L’analyse est ensuite menée au regard des seuls motifs de la lettre, qui fixent le litige, et à l’aune d’exigences probatoires élevées. Les éléments doivent être précis, circonstanciés et contemporains. À défaut, le contrôle conduit à neutraliser les reproches, le doute résiduel profitant à la salariée.
II. L’insuffisance des griefs et les conséquences accessoires
A. Des manquements non établis par des preuves précises
Le grief de dénigrement de la direction commerciale n’est pas démontré. Les pièces produites se révèlent lacunaires ou trop générales. La cour constate, au terme d’un examen concret et mesuré, que « Ce grief n’est donc pas caractérisé ».

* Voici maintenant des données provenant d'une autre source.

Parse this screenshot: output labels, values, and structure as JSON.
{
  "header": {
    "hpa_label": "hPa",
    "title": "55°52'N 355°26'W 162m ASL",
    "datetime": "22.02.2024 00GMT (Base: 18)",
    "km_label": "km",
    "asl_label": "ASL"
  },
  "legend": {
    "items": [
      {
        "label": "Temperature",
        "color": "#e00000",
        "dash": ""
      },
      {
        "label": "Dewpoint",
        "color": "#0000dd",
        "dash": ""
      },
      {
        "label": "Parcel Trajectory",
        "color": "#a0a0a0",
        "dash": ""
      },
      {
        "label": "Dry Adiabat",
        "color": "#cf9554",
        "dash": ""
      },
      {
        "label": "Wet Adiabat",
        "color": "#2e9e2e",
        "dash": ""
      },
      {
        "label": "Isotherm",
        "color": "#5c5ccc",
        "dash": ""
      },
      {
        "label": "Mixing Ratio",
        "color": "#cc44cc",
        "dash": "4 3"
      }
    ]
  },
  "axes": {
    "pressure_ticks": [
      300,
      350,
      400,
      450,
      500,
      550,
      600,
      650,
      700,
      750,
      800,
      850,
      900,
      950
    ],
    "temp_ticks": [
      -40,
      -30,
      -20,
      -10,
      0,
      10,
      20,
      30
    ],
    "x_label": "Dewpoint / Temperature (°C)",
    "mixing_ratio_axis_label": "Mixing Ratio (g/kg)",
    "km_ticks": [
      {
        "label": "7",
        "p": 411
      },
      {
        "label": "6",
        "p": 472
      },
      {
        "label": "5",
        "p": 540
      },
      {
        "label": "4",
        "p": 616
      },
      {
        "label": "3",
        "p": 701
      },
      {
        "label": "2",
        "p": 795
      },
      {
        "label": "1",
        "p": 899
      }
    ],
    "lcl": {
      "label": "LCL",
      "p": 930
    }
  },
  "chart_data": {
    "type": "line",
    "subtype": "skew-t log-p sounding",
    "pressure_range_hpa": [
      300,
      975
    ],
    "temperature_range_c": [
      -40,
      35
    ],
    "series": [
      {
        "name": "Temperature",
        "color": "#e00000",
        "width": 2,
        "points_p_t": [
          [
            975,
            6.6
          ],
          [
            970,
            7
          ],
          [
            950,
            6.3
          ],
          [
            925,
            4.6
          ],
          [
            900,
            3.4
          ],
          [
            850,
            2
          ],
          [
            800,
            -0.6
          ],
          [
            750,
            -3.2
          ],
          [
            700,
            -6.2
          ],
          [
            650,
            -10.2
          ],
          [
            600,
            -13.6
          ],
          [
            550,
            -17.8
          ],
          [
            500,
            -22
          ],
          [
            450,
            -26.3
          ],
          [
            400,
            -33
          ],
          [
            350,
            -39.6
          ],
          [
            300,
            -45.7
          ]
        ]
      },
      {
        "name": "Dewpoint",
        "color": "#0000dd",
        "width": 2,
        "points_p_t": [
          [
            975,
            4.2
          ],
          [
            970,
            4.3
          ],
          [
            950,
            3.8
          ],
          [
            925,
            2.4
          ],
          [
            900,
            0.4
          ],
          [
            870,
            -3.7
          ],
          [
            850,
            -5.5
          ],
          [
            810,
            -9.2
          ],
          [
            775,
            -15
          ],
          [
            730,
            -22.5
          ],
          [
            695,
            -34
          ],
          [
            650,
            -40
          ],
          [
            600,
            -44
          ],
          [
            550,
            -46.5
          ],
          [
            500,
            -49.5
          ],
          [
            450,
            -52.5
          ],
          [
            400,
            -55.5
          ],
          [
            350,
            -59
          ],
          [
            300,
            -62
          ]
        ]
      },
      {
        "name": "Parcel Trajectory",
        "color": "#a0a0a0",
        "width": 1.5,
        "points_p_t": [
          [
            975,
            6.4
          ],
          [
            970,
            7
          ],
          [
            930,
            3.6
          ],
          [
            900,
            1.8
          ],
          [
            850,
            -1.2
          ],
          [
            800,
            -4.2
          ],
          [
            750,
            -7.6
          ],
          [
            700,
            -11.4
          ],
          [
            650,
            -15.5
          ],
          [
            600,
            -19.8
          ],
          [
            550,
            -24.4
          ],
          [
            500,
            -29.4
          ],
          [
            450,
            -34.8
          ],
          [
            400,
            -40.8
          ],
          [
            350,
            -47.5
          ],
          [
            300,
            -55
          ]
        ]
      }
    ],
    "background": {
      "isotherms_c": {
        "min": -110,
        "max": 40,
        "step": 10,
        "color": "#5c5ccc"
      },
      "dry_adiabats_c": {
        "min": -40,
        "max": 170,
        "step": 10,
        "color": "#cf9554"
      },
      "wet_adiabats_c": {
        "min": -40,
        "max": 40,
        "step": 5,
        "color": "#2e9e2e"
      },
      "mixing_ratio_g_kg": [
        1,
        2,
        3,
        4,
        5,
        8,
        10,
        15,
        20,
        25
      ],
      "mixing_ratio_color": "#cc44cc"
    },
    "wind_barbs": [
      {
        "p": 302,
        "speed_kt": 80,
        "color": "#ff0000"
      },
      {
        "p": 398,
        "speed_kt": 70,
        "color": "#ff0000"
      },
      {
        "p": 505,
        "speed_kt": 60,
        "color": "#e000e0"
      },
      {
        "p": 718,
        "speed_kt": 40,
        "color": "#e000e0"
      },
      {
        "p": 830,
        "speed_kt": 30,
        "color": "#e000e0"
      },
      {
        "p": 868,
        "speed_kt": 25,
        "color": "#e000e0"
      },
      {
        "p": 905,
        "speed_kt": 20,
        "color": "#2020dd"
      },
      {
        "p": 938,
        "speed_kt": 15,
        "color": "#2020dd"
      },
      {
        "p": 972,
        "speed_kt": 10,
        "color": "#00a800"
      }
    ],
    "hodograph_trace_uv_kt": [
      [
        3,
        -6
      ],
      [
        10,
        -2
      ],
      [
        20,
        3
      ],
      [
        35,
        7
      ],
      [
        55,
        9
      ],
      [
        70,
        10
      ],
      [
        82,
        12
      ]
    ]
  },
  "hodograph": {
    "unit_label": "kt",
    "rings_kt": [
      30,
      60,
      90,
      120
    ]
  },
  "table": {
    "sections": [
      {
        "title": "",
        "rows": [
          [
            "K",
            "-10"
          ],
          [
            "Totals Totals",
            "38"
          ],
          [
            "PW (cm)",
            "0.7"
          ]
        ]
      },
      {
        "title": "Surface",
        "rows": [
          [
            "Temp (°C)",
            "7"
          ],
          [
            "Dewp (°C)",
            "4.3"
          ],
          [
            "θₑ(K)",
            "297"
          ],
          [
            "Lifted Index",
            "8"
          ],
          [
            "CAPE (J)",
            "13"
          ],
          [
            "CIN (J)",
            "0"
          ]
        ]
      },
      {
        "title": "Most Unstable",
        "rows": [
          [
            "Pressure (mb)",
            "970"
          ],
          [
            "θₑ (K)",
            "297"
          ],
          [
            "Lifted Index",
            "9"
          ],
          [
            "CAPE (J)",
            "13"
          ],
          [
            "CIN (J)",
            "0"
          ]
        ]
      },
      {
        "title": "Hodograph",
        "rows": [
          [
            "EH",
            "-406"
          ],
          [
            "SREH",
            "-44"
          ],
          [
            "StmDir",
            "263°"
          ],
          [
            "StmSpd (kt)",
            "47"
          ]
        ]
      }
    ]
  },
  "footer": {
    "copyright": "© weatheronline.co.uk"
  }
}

Les tensions alléguées avec un client majeur et, plus largement, les prétendues difficultés commerciales ne sont pas davantage établies. Les documents avancés ne prouvent ni la réalité ni l’ampleur du risque imputé. La cour réaffirme les critères de la rupture disciplinaire, utiles pour cadrer l’analyse: « La cause réelle est celle qui présente un caractère d’objectivité et d’exactitude. La cause sérieuse suppose une gravité suffisante ». Le faisceau probatoire ne franchit pas ce seuil.
S’agissant des relations avec la direction logistique, un unique courriel ne suffit pas à caractériser des manquements. La formation de jugement en tire une conclusion nette et motivée: « Il ne peut qu’être conclu que le grief n’est pas établi ». Enfin, les alertes de l’équipe, replacées dans un contexte de surcharge et d’initiatives de soutien, ne révèlent pas un comportement fautif. L’ensemble conduit à confirmer l’absence de cause réelle et sérieuse.
B. RTT non monétisés et reliquat de prime
La cour précise le régime des jours de RTT non pris. Elle rappelle la règle de principe, d’une grande lisibilité: « Il importe de rappeler que le paiement des jours de RTT non pris n’est envisageable que si un accord collectif applicable à l’entreprise le prévoit ou si l’absence de prise de ces jours est imputable à l’employeur ». Elle ajoute un point de méthode probatoire utile en cas de litige: « Par ailleurs, les indications sur les bulletins de paie concernant les’jours’de’RTT’pris ne sont que des informations. En cas de litige, c’est à l’employeur de prouver que ces’jours’ont bien été accordés ». Constatant l’absence d’accord de monétisation et l’existence d’une période résiduelle de prise non utilisée, la demande est rejetée.
À l’inverse, la rémunération variable obéit à une exigence de fixation et de vérifiabilité des objectifs. Faute d’objectifs identifiables et communiqués, la cour retient une solution rigoureuse et constante: « Or, aucun élément ne permet de savoir quels objectifs lui ont été fixés, de sorte que la cour retiendra due le montant total de la prime ». Le reliquat de prime est donc alloué.
Quant à l’indemnisation de la rupture injustifiée, l’arrêt applique le barème légal en considération de l’ancienneté, de l’âge et de la rémunération. Il le fait en des termes éclairants: « Pour un salarié ayant 13 années complètes d’ancienneté dans une entreprise employant habituellement plus de 11 salariés, cette indemnité est comprise entre un montant minimal de 3 mois de salaire brut et un montant maximal de 11,5 mois de salaire brut ». L’évaluation retient un montant cohérent avec ces balises, eu égard aux circonstances de la rupture et à la situation personnelle établie.